Bill to eliminate technology office advances in House
BYLINE: BY MICHAEL R. WICKLINE ARKANSAS DEMOCRAT-GAZETTE
The state's Office of Information Technology and chief information officer post would be axed under a bill that made it through an Arkansas House committee on Thursday.
House Bill 2586 by Rep. Daryl Pace, R-Siloam Springs, would divide the office's responsibilities between the state Department of Information Systems and state Department of Finance and Administration.
It also would split the chief information officer's duties between the directors of these two agencies, effective July 1, 2007.
Richard Weiss, director of the finance department, said the chief information office job has existed since 2001 when the Legislature created it as a separate office at the urging of then-Gov. Mike Huckabee.
The position has been vacant since Jan. 9 because Gov. Mike Beebe decided not to reappoint Doug Elkins, who had held it since March 2004. Elkins was paid $166,617 a year.
"I'm not really sure what lasting result came from that office," Weiss told the Committee on Advanced Communications and Information Technology.
The state can operate smoothly "without having this ivory tower approach downtown," he said, referring to the chief information officer's office in the Union National Plaza building in downtown Little Rock.
During the past several years, lawmakers have periodically questioned whether the chief information officer post was worth the expense.
Elkins' predecessor, Carolyn Walton, served from August 2002 through March 2004 when she left to become Wal-Mart's vice president of corporate systems.
The state's first chief information officer, Randall Bradford, was fired by Huckabee in 2002. Bradford had given his two weeks' resignation notice shortly before Huckabee dismissed him. Bradford had told a Huckabee aide he planned to publicly discuss problems with the Arkansas Administrative Statewide Information System, the state's computerized accounting system.
In December, the Joint Committee on Advanced Communications and Information Technology recommended merging the information systems department and the information technology office. The office was created inside that department in 1997 and became a separate agency in 2001.

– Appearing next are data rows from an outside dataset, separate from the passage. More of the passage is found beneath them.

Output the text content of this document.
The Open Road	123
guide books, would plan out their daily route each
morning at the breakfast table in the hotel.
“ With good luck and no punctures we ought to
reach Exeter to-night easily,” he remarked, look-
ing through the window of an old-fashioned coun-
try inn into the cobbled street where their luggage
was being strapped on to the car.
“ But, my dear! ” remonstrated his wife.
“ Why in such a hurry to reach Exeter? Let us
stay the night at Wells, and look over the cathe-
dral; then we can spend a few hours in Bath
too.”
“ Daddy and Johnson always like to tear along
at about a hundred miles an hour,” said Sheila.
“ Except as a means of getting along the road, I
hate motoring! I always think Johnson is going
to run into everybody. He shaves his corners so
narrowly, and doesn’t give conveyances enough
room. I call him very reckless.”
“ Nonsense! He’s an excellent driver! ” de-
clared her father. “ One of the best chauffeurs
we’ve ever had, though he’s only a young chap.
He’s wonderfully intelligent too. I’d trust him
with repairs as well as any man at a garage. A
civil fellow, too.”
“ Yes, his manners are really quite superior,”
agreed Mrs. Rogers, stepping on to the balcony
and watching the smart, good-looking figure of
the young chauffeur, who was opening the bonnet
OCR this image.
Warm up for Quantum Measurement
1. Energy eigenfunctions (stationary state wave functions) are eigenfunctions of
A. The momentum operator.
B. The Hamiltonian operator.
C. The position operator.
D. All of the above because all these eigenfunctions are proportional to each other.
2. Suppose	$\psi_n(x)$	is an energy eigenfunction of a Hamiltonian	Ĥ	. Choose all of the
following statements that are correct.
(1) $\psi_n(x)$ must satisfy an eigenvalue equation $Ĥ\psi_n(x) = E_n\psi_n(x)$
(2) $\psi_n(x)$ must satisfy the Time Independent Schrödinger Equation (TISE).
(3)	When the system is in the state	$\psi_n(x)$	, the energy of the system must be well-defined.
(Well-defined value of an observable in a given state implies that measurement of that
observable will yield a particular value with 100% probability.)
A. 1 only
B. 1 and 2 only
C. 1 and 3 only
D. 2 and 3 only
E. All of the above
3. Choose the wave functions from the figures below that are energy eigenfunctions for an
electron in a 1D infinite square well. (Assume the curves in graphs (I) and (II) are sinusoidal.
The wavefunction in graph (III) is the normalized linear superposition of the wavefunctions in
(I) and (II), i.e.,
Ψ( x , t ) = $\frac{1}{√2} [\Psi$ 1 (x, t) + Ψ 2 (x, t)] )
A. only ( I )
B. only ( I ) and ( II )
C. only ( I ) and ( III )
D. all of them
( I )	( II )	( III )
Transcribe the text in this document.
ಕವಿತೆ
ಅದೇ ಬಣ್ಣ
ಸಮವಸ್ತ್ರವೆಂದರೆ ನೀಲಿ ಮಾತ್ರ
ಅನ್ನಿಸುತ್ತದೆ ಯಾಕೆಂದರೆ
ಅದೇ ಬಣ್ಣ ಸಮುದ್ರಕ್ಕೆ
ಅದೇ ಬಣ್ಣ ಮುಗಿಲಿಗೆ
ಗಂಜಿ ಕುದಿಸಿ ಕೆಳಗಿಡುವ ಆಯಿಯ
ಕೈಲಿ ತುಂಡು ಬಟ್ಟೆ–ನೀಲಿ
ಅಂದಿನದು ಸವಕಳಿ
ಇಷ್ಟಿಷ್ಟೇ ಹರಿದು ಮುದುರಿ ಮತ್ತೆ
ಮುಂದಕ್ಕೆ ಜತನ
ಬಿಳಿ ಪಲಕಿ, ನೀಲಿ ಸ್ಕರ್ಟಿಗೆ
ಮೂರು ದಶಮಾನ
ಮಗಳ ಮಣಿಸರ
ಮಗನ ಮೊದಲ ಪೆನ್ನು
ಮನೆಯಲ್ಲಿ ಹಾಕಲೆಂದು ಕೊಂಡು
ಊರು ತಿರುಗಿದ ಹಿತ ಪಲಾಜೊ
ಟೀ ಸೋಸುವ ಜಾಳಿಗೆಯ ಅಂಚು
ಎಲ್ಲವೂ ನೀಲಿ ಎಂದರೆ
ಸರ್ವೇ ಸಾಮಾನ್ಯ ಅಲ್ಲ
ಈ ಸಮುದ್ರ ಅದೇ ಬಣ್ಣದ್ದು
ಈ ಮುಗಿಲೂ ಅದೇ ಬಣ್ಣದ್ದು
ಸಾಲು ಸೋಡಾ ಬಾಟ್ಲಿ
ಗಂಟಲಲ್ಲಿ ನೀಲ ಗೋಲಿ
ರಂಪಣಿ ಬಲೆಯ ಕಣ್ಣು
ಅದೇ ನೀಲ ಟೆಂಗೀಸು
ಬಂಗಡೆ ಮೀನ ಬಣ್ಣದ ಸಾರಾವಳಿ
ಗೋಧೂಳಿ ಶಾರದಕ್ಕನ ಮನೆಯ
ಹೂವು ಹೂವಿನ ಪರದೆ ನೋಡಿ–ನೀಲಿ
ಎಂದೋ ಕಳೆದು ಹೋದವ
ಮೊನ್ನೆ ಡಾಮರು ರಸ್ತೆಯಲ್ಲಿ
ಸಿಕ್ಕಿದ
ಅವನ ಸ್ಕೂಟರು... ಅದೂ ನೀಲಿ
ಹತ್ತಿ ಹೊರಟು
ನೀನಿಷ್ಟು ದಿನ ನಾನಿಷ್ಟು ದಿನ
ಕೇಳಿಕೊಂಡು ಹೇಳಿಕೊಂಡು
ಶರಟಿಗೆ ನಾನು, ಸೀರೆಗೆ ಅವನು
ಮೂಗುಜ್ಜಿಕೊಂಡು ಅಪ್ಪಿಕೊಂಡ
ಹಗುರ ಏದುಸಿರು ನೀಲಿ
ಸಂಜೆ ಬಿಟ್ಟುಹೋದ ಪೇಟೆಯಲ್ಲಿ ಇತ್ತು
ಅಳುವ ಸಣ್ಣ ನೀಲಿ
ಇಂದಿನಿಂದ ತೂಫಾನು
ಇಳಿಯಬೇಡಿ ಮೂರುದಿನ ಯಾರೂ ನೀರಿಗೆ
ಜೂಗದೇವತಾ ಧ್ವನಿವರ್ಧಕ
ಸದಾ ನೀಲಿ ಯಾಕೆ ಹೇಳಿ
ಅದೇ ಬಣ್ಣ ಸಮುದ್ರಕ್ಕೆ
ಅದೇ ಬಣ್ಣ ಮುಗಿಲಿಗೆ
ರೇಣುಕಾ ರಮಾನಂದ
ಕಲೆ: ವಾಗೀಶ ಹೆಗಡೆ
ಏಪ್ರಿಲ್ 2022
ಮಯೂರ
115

Last month, Beebe appointed the information systems department director, Claire Bailey, as interim head of the information technology office. She's paid $117,599 a year.
Pace said the Beebe administration provided the details for his bill.
Under the bill, the information systems department would be responsible for monitoring information resource security issues and helping in the development of an information technology security policy for state agencies.
The bill would give the finance department the duties of developing rules governing the retention and management of public records commonly found in most state agencies and developing policies for state agencies to follow in developing information technology plans and budgets.
The information technology office has 21 authorized jobs and a $2.5 million-a-year budget.
Beebe has proposed transferring nine of the office's positions, including those in the Geographic Information Office, to the information systems department and five to the finance department. Seven of the positions would be eliminated under this plan, and four of those are filled, said Bailey.
Weiss said these changes would save the state about $1 million a year to help pay for tax cuts enacted by the Legislature this year.
The Legislature has enacted about $200 million a year worth of tax cuts.